Saindo do plano simbólico e voltando ao das políticas
públicas, devo declarar minha simpatia pelas cotas sociais. Por exemplo, apoio
com veemência as cotas para escolas públicas no acesso às universidades
federais e estaduais. Eis um caminho mais justo para vencermos as desigualdades
deste país, inclusive as raciais. A lógica é simples. Se a maior parte dos
negros estão situados nas camadas sociais mais baixas, eles serão
automaticamente beneficiados por quaisquer políticas de inclusão social, e sem
gerar situações injustas com quem é tão pobre e lascado como eles, mas tem a
pele clara.
Aqui, um último adendo nessa discussão se faz necessário. Se
quisermos vencer o preconceito e a desigualdade raciais precisamos ser honestos
intelectual e politicamente. Agride a minha inteligência que a leitura dos
dados populacionais seja feita conforme a conveniência das análises. Refiro-me
ao gesto cretino (por melhor intencionado) de juntar as categorias “negros” e
“pardos” quando isso ajuda a acentuar as situações de desigualdade.

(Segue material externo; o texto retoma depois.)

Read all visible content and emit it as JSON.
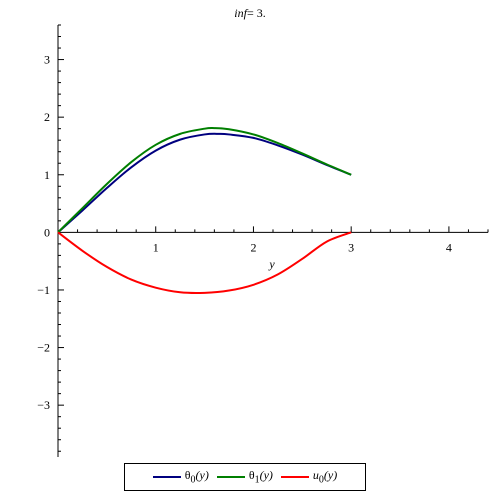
{
  "chart_data": {
    "type": "line",
    "title": "inf= 3.",
    "xlabel": "y",
    "ylabel": "",
    "xlim": [
      0,
      4.4
    ],
    "ylim": [
      -3.9,
      3.6
    ],
    "x_ticks": [
      1,
      2,
      3,
      4
    ],
    "y_ticks": [
      -3,
      -2,
      -1,
      0,
      1,
      2,
      3
    ],
    "x_tick_labels": [
      "1",
      "2",
      "3",
      "4"
    ],
    "y_tick_labels": [
      "−3",
      "−2",
      "−1",
      "0",
      "1",
      "2",
      "3"
    ],
    "grid": false,
    "legend_position": "bottom",
    "series": [
      {
        "name": "θ0(y)",
        "color": "#00007f",
        "x": [
          0,
          0.25,
          0.5,
          0.75,
          1.0,
          1.25,
          1.5,
          1.65,
          1.75,
          2.0,
          2.25,
          2.5,
          2.75,
          3.0
        ],
        "y": [
          0,
          0.38,
          0.77,
          1.13,
          1.42,
          1.61,
          1.7,
          1.71,
          1.7,
          1.64,
          1.51,
          1.35,
          1.17,
          1.0
        ]
      },
      {
        "name": "θ1(y)",
        "color": "#007f00",
        "x": [
          0,
          0.25,
          0.5,
          0.75,
          1.0,
          1.25,
          1.5,
          1.6,
          1.75,
          2.0,
          2.25,
          2.5,
          2.75,
          3.0
        ],
        "y": [
          0,
          0.42,
          0.84,
          1.22,
          1.52,
          1.71,
          1.8,
          1.81,
          1.79,
          1.7,
          1.55,
          1.37,
          1.18,
          1.0
        ]
      },
      {
        "name": "u0(y)",
        "color": "#ff0000",
        "x": [
          0,
          0.25,
          0.5,
          0.75,
          1.0,
          1.25,
          1.5,
          1.75,
          2.0,
          2.25,
          2.5,
          2.75,
          3.0
        ],
        "y": [
          0,
          -0.32,
          -0.6,
          -0.82,
          -0.96,
          -1.04,
          -1.05,
          -1.01,
          -0.91,
          -0.73,
          -0.46,
          -0.16,
          0
        ]
      }
    ]
  },
  "legend": {
    "items": [
      {
        "symbol": "θ",
        "sub": "0",
        "arg": "(y)"
      },
      {
        "symbol": "θ",
        "sub": "1",
        "arg": "(y)"
      },
      {
        "symbol": "u",
        "sub": "0",
        "arg": "(y)"
      }
    ]
  }
}
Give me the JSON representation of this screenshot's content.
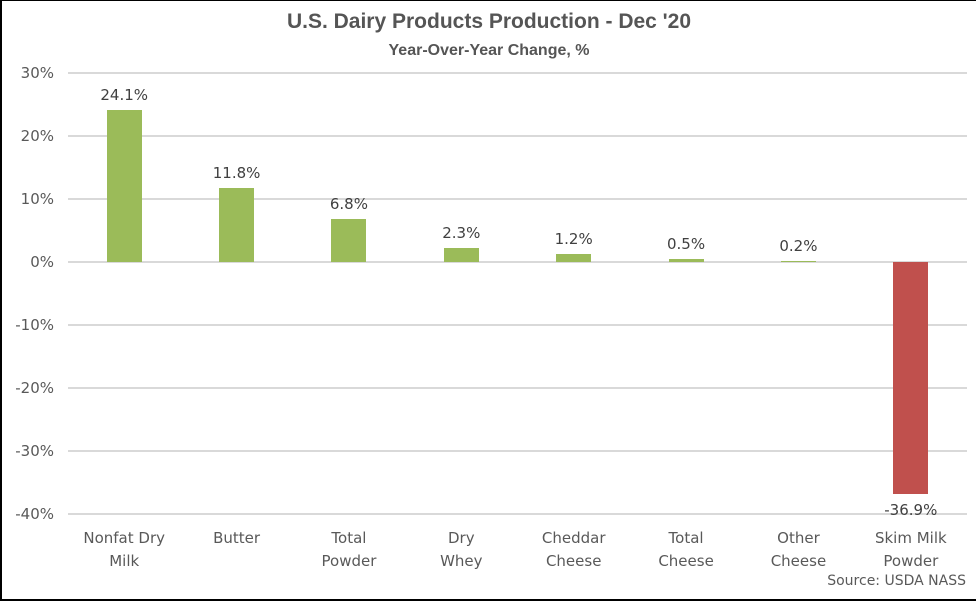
{
  "title": "U.S. Dairy Products Production - Dec '20",
  "subtitle": "Year-Over-Year Change, %",
  "source": "Source: USDA NASS",
  "colors": {
    "positive_bar": "#9bbb59",
    "negative_bar": "#c0504d",
    "gridline": "#d9d9d9",
    "axis_text": "#595959",
    "data_label_text": "#404040",
    "title_text": "#555555"
  },
  "chart_data": {
    "type": "bar",
    "title": "U.S. Dairy Products Production - Dec '20",
    "subtitle": "Year-Over-Year Change, %",
    "categories": [
      "Nonfat Dry\nMilk",
      "Butter",
      "Total\nPowder",
      "Dry\nWhey",
      "Cheddar\nCheese",
      "Total\nCheese",
      "Other\nCheese",
      "Skim Milk\nPowder"
    ],
    "values": [
      24.1,
      11.8,
      6.8,
      2.3,
      1.2,
      0.5,
      0.2,
      -36.9
    ],
    "data_labels": [
      "24.1%",
      "11.8%",
      "6.8%",
      "2.3%",
      "1.2%",
      "0.5%",
      "0.2%",
      "-36.9%"
    ],
    "ylim": [
      -40,
      30
    ],
    "ytick_step": 10,
    "yticks": [
      30,
      20,
      10,
      0,
      -10,
      -20,
      -30,
      -40
    ],
    "ytick_labels": [
      "30%",
      "20%",
      "10%",
      "0%",
      "-10%",
      "-20%",
      "-30%",
      "-40%"
    ],
    "grid": true,
    "legend": "none",
    "xlabel": "",
    "ylabel": "",
    "annotation": "Source: USDA NASS"
  }
}
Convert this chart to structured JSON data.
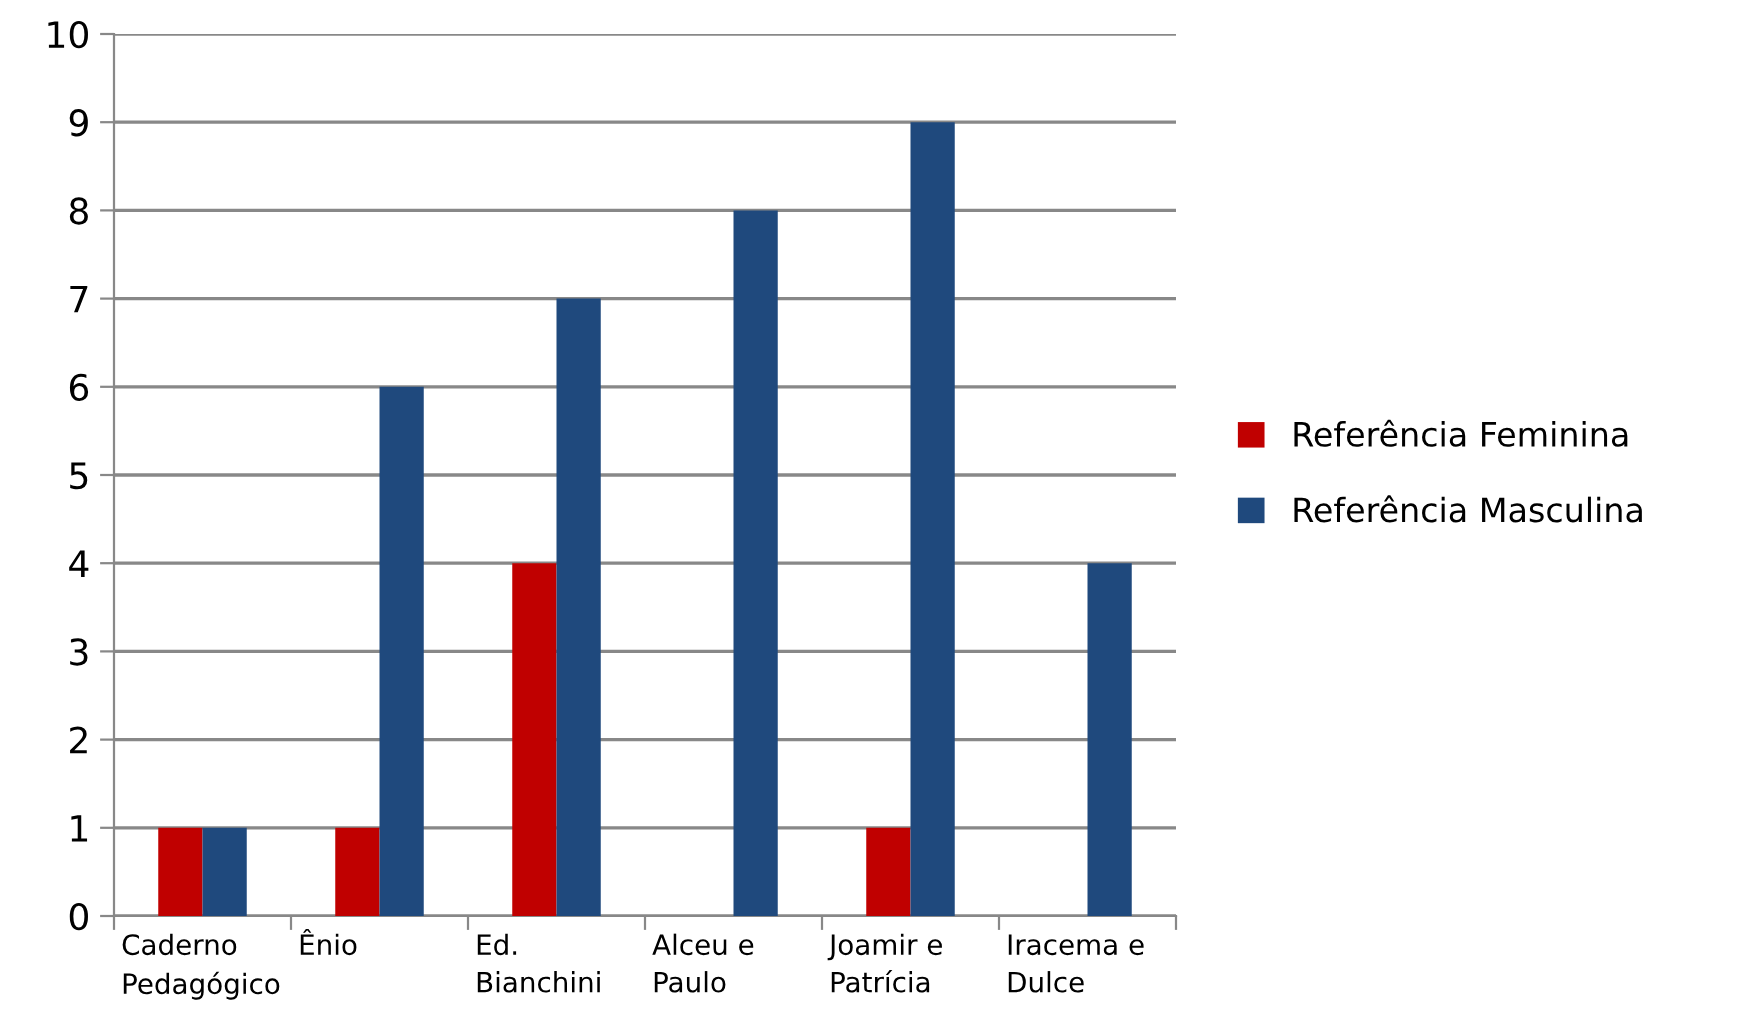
{
  "chart_data": {
    "type": "bar",
    "categories": [
      "Caderno\nPedagógico",
      "Ênio",
      "Ed.\nBianchini",
      "Alceu e\nPaulo",
      "Joamir e\nPatrícia",
      "Iracema e\nDulce"
    ],
    "series": [
      {
        "name": "Referência Feminina",
        "color": "#c00000",
        "values": [
          1,
          1,
          4,
          0,
          1,
          0
        ]
      },
      {
        "name": "Referência Masculina",
        "color": "#1f497d",
        "values": [
          1,
          6,
          7,
          8,
          9,
          4
        ]
      }
    ],
    "ylim": [
      0,
      10
    ],
    "yticks": [
      0,
      1,
      2,
      3,
      4,
      5,
      6,
      7,
      8,
      9,
      10
    ],
    "grid": "y",
    "legend": "right"
  }
}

Em primeiro
lugar, juntar “negros” e “pardos” é uma arrogância que desrespeita, conforme a
conveniência, a tão proclamada importância da autodeclaração. Eu mesma, no
Censo, me incluo na categoria “parda”, e me sinto profundamente desrespeitada
quando sou empurrada na categoria
“negros”, de modo a justificar argumentos alheios. Sinto-me desrespeitada em
termos de minha identidade social, pois me
sinto mestiça e não dou a seu ninguém o direito de me rotular nem como
“negra”, nem como “branca”. Pior ainda,
suspeito seriamente de que a inclusão -- ou a soma -- dos “pardos” na categoria
“negros” vincula-se ao pressuposto de que somos todos uns alienados e por isso
não assumimos nossa identidade “negra”. Visto não termos capacidade crítica para
definir nossa real identidade “étnica”, os intelectuais e burocratas
iluminados, redentores e libertadores dos oprimidos, nos salvam dessa situação
de autoengano.
Em segundo lugar, tal procedimento mascara uma real
compreensão de nossos paradoxos, dicotomias, mazelas e desigualdades. Mais uma
vez flagra-se uma contradição. Se as vítimas de preconceito, que podem ter suas
oportunidades na vida social prejudicadas pela cor escura da pele (os
autodeclarados “negros”) são postos no mesmo balaio que os “pardos”, dentre os
quais se incluem pessoas de tez clara, a exemplo de mim mesma, como
conseguiremos discernir com acuidade as correlações significativas entre cor da
pele, situação social e possibilidades de ascensão? Quando o IBGE anuncia que
entre os analfabetos brasileiros, 70% são pretos e pardos, não nos permite
saber exatamente qual é o percentual de negros nesse universo. E se os pardos
representarem 90% desses 70%? Esse tipo de leitura dos dados só faria sentido,
se as políticas de cotas também incluíssem os pardos. E não incluem. Ou se
pudéssemos assumir que todos os pardos também têm seu prestígio social e suas
oportunidades limitados pela cor da pele. Isso tampouco é verdade. Ademais, com
frequência, os textos de discussão dos dados demográficos falam em dado momento
só nos “pretos” versus “brancos”, para poucas linhas depois falarem em “pretos e pardos”, gerando uma evidente
confusão de leitura de cenário, que inviabiliza uma compreensão global, segundo
padrão único.
Encerro essa longa reflexão, reiterando que precisamos
compreender melhor nosso legado histórico, em sua complexidade, e a partir
desse conhecimento, respeitando as especificidades do contexto das relações
raciais no Brasil, pensar em formas criativas e próprias de erradicação do
preconceito racial e das desigualdades raciais. O Brasil pode escolher entre
acompanhar o ritmo e assumir a agenda
da globalização planejada por outros, ou pode abraçar o legado da mestiçagem,
da plasticidade, da antropofagia, não como mito, mas como caminho para a realização de uma utopia de fraternidade. Se ela ainda está longe da realidade, que
a democracia racial seja um sonho a se alcançar, um ponto de convergência de
esforços, um horizonte para o qual brasileiros de todas as cores possam olhar.